HURT movie poster | ©2021 Gravitas Ventures

HURT movie poster | ©2021 Gravitas Ventures

Rating: Not Rated
Stars: Emily Van Raay, Andrew Creer, Michelle Treacy, Stephanie Moran, Bradley Hamilton, Adam Drodge
Writers: Solomon Gray & Sonny Mallhi
Director: Sonny Mallhi
Distributor: Gravitas Ventures
Release Date: December 9, 2021

HURT begins with a prayer for Biblical vengeance. This is followed by an onscreen statement that what we are about to see is inspired by true events: “In 2012, a teenage girl went camping with her sister and her mother … as usual, the teenage girl wanted nothing to do with her sister or her mother.” Things can’t get much truer than that.

But this sets us up for a whimsical tone that is thereafter lacking in HURT.

Another title informs us that we’re in New Edinburgh, Illinois. The teenage girl is off by herself in the fields and woods. But it turns out that this isn’t her story, and these events aren’t the “true” ones on which HURT is based. (It’s possible to do a Google search and see what may have, ultra-loosely, been the inspiration here.)

If this seems like something of a pattern, it is.

Rose (Emily Van Raay) is a horror fan who works at a small-town gas station. When her husband Bobby (Andrew Creer) returns home from military service, she’s delighted.

But there’s something clearly wrong with Tommy, who talks to himself and seems prone to violence. Rose’s sister Lily (Stephanie Moran) and Lily’s husband Mark (Bradley Hamilton) are concerned, though Rose herself is in denial.

Then Tommy suggests that he and Rose go to Hayride Park, a local Halloween haunt attraction. While most of the scares are clearly, playfully fake, one seems unnervingly authentic. At the time, Rose and the crowd think it’s just a well-executed gag.

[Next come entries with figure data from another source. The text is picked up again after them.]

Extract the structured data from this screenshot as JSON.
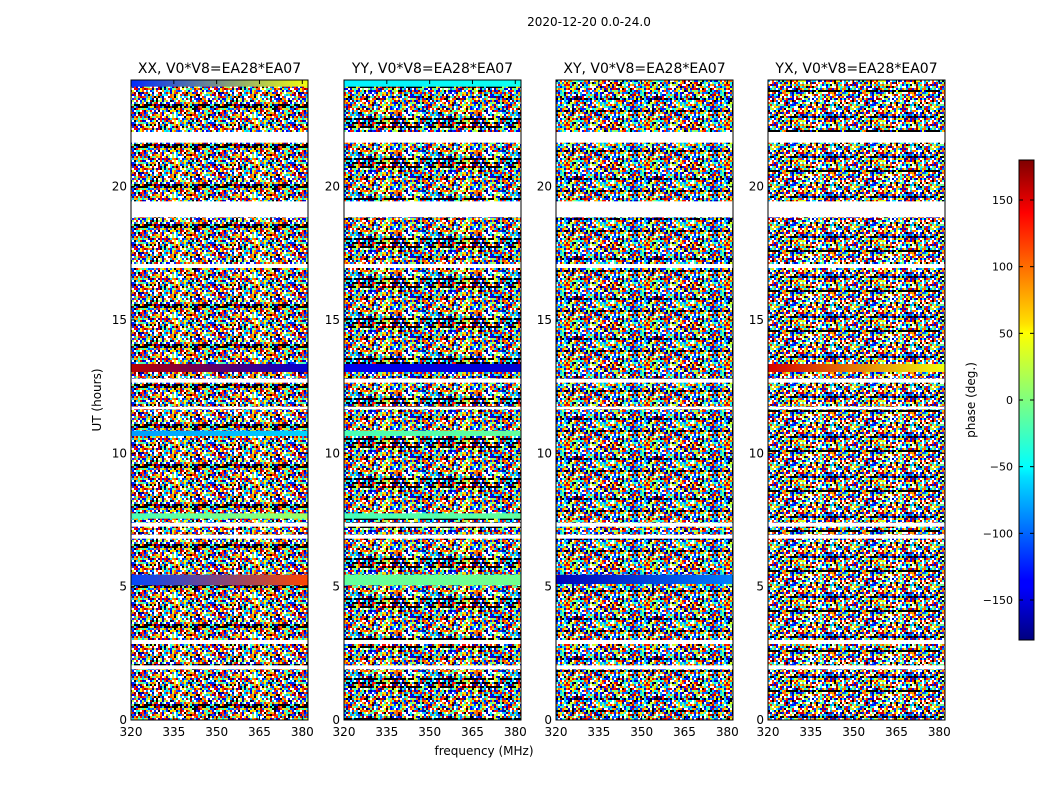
{
  "chart_data": {
    "type": "heatmap",
    "suptitle": "2020-12-20 0.0-24.0",
    "xlabel": "frequency (MHz)",
    "ylabel": "UT (hours)",
    "xlim": [
      320,
      382
    ],
    "ylim": [
      0,
      24
    ],
    "x_ticks": [
      "320",
      "335",
      "350",
      "365",
      "380"
    ],
    "y_ticks": [
      "0",
      "5",
      "10",
      "15",
      "20"
    ],
    "panels": [
      {
        "title": "XX, V0*V8=EA28*EA07",
        "bands": [
          {
            "t0": 24.0,
            "t1": 23.75,
            "phase_start": -120,
            "phase_end": 40
          },
          {
            "t0": 13.35,
            "t1": 13.05,
            "phase_start": 160,
            "phase_end": -150
          },
          {
            "t0": 10.85,
            "t1": 10.65,
            "phase_start": -80,
            "phase_end": -60
          },
          {
            "t0": 7.75,
            "t1": 7.55,
            "phase_start": -20,
            "phase_end": 10
          },
          {
            "t0": 5.45,
            "t1": 5.05,
            "phase_start": -110,
            "phase_end": 110
          }
        ]
      },
      {
        "title": "YY, V0*V8=EA28*EA07",
        "bands": [
          {
            "t0": 24.0,
            "t1": 23.75,
            "phase_start": -50,
            "phase_end": -40
          },
          {
            "t0": 13.35,
            "t1": 13.05,
            "phase_start": -140,
            "phase_end": -150
          },
          {
            "t0": 10.85,
            "t1": 10.65,
            "phase_start": -20,
            "phase_end": -10
          },
          {
            "t0": 7.75,
            "t1": 7.55,
            "phase_start": -20,
            "phase_end": -10
          },
          {
            "t0": 5.45,
            "t1": 5.05,
            "phase_start": -10,
            "phase_end": -5
          }
        ]
      },
      {
        "title": "XY, V0*V8=EA28*EA07",
        "bands": [
          {
            "t0": 5.45,
            "t1": 5.1,
            "phase_start": -160,
            "phase_end": -90
          }
        ]
      },
      {
        "title": "YX, V0*V8=EA28*EA07",
        "bands": [
          {
            "t0": 13.35,
            "t1": 13.05,
            "phase_start": 150,
            "phase_end": 40
          }
        ]
      }
    ],
    "flagged_gaps": [
      {
        "t0": 22.05,
        "t1": 21.65
      },
      {
        "t0": 19.45,
        "t1": 18.85
      },
      {
        "t0": 17.1,
        "t1": 16.95
      },
      {
        "t0": 12.8,
        "t1": 12.65
      },
      {
        "t0": 11.75,
        "t1": 11.65
      },
      {
        "t0": 7.4,
        "t1": 7.25
      },
      {
        "t0": 6.95,
        "t1": 6.8
      },
      {
        "t0": 3.0,
        "t1": 2.85
      },
      {
        "t0": 2.05,
        "t1": 1.9
      }
    ],
    "colorbar": {
      "label": "phase (deg.)",
      "range": [
        -180,
        180
      ],
      "ticks": [
        "−150",
        "−100",
        "−50",
        "0",
        "50",
        "100",
        "150"
      ],
      "tick_values": [
        -150,
        -100,
        -50,
        0,
        50,
        100,
        150
      ]
    }
  }
}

Then Rose and Tommy are separated at the park, and …

It’s a little hard to know what to make of HURT. Director Sonny Mallhi, who wrote the screenplay with Solomon Gray, does create a cumulatively disturbing effect. He also is deft with jump scares, getting one from something as simple as an abruptly-moved bowl.

Mallhi also has a fondness for shots that hold on spaces and rooms for several beats after all characters have left the frame. At first, this increases the tension. Once it becomes a motif, these shots seem like they’re meant to make a statement, but what’s being said is unclear.

HURT raises a lot of questions that are never answered. It also gives us a character, who should know better, who keeps picking up blades and putting them down again. This is more exasperating than frightening.

Inasmuch as HURT says anything, it’s one of those horror movies that shakes a finger at its audience. It’s hard to discuss how HURT does this without getting spoilery, but it’s too diffuse to back up its message. However, HURT does achieve a genuine nightmarish quality. How much this compensates for its deficits will be in the eye of the individual viewer.